Publication: Monitor Volume: 5 Issue: 111

Final returns of Armenia’s May 30 parliamentary elections confirm the victory of the Unity [Miasnutiun] bloc, which is composed of the Republican Party of Defense Minister Vazgen Sarkisian and the People’s Party of the long-time former leader of Soviet Armenia, Karen Demirchian (see the Monitor, May 28, June 4). The bloc obtained 41.6 percent of the votes cast, and thus twenty-nine parliamentary seats, in the proportional contest among party slates. In addition, the official Unity candidates won the races in at least twenty-eight out of seventy-five single-mandate constituencies, giving the bloc a total of at least fifty-seven seats in the 131-seat parliament.
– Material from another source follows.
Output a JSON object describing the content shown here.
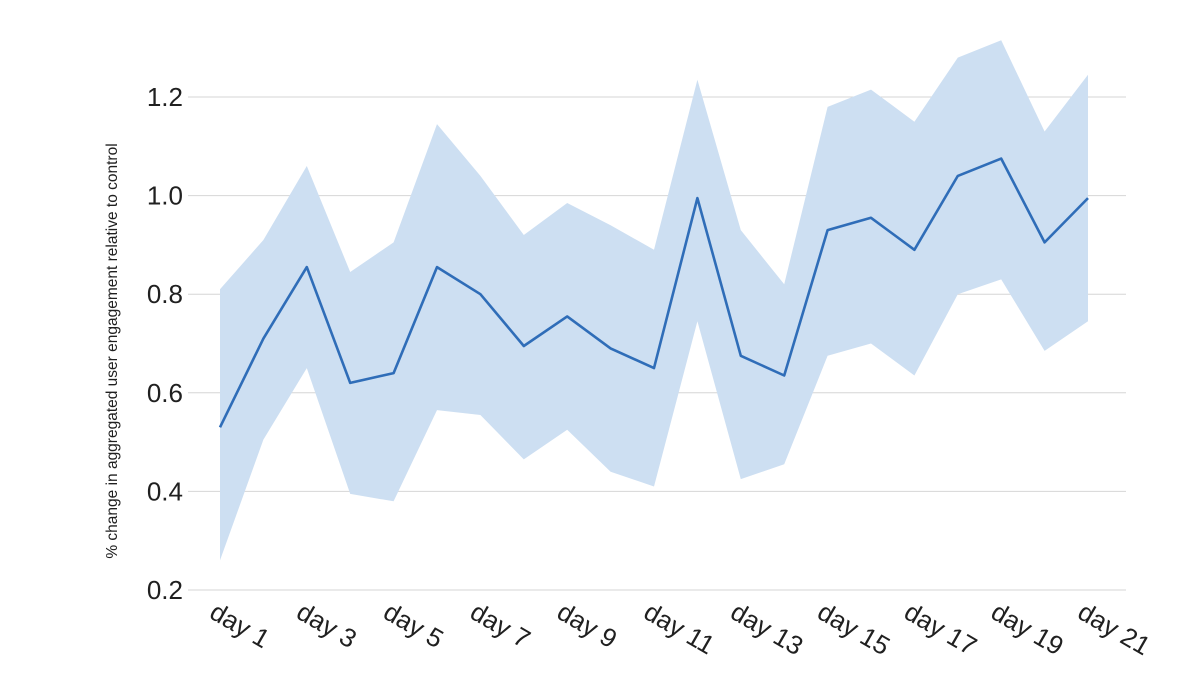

Furthermore, at least a dozen nominally independent candidates are in fact controlled by the Unity bloc, which thus gains an absolute (if narrow) majority in Armenia’s new parliament.

Unity campaigned on a left-of-center platform advocating more state intervention in (and control over) the economy and criticizing the policies recommended by international financial institutions. Although substantial sections of the populace seemed receptive to this type of message, Unity’s main sources of strength lie elsewhere. It owes its success, first, to the control exercised over local administrations by the Defense Ministry’s political network, as embodied in the Republican Party with the Yerkrapah (Country Defender) organization at its core. Second, the bloc capitalized on the personal popularity of Karen Demirchian, the Armenian Communist Party Central Committee First Secretary from 1974 to 1988, who is probably the top vote-getter in the country at the moment. Demirchian–and through him, indirectly, the Unity bloc–is the beneficiary of nostalgia among pauperized social groups for paternalist leadership and the relative prosperity enjoyed by Armenia during the Soviet period. Demirchian’s record suggests that he is “soft” on Karabakh, but this fact has not dented his popularity.

Having emerged as the new party of power even before the elections, Vazgen Sarkisian’s Republican Party was able to capitalize on the opportunism of Armenia’s political and bureaucratic class, which deserted in droves the Armenian Pan-National Movement to join the Defense Minister’s bandwagon. In the Unity bloc, the candidates and the elected deputies from the Republican Party far outnumber those of the Demirchian-led People’s Party; the lopsided ratio shows who is using whom in that bloc now (Noyan-Tapan, Snark, Respublika Armeniya, June 4-8).